El Cairo
Horas después
Omar Zalim tragó una profunda bocanada de aire nada más poner el pie en El Cairo. El rito de la noche anterior en la tumba de Amenhotep había iluminado su mirada de un modo peculiar. Le había concedido ese raro e intenso don del que hablaban los antiguos papiros y que tan pocos humanos dominaban: «Todo lo que ocurre en cada región te es contado… Posees millones de oídos… Tu ojo es más luminoso que las estrellas del cielo… Tu ojo ve todo lo oculto»[8].
Ahora, además de hijo de hechiceros, el sacrificio de sangre lo había convertido en vidente.
¿Por qué no habría hecho caso antes al instinto de su viejo mentor, Gamal? Tal y como este le había sugerido, le bastó apretar entre sus manos el corazón palpitante de Fátima ben Rashid para recibir el destello de la visión perfecta en lo más profundo de su ser. La descarga vivificante de la profecía, esa fuerza capaz de sojuzgar el tiempo o la distancia, le había hecho saber que Nadia le sacaba solo unas horas de ventaja.
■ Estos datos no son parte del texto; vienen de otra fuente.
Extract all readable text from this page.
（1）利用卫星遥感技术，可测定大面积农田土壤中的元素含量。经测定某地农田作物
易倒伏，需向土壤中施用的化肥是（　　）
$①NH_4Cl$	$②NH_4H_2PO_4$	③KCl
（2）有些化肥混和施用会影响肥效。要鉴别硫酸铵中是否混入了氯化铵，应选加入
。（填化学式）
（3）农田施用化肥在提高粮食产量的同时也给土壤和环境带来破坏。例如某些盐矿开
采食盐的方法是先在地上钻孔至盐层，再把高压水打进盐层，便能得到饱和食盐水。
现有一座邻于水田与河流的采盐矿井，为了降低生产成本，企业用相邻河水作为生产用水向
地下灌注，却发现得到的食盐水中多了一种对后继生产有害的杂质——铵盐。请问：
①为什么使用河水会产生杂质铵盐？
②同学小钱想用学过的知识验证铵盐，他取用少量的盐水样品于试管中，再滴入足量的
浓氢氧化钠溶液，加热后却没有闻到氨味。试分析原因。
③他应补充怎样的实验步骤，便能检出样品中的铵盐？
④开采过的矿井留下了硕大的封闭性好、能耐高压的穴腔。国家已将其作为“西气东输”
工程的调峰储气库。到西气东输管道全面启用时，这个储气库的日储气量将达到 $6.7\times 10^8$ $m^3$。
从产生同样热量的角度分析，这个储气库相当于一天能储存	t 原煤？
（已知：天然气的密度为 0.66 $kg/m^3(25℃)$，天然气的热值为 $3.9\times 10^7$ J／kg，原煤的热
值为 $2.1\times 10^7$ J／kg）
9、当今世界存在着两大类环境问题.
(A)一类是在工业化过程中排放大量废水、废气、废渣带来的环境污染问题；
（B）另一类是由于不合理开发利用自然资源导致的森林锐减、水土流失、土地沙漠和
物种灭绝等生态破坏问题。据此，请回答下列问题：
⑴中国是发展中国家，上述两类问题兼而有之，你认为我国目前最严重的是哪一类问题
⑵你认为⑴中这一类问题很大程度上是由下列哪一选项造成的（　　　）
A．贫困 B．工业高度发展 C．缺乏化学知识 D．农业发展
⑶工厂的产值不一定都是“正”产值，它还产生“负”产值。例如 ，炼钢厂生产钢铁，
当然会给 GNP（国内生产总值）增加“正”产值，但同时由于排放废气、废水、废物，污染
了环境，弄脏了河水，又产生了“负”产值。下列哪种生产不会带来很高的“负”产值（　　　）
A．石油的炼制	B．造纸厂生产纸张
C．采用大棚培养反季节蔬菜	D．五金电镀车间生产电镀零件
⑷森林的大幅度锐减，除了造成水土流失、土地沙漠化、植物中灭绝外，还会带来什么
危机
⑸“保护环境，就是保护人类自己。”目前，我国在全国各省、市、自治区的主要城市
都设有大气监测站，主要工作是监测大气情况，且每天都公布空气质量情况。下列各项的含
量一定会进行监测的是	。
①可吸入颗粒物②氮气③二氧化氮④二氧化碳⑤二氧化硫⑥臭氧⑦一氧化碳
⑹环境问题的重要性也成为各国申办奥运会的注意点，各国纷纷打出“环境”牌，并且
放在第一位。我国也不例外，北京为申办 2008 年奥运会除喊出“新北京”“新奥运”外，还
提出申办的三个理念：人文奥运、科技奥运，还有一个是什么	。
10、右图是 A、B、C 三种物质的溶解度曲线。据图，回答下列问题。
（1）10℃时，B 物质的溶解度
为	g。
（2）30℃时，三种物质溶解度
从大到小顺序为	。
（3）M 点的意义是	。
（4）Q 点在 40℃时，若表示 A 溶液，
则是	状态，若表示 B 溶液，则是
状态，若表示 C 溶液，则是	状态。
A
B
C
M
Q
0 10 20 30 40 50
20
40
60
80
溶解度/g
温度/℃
Que estaba en El Cairo. Y que si seguía a su nuevo instinto, la encontraría.
Por eso estaba allí.
Pletórico.
Seguro de su misión.
Complacido con sus nuevas fuerzas, Omar miró a uno y otro lado del embarcadero como si pudiera olfatear a su presa. Y algo había de cierto en eso porque, sin dudarlo, aquel gigante de músculos de hierro y piel escarificada atravesó la aduana y se perdió entre la multitud sabiendo exactamente a dónde dirigir sus pasos.
Nadia —estaba seguro— conocía ya aquello para lo que había sido preservada.
«Ahora es más peligrosa que nunca —pensó—. Debo detenerla».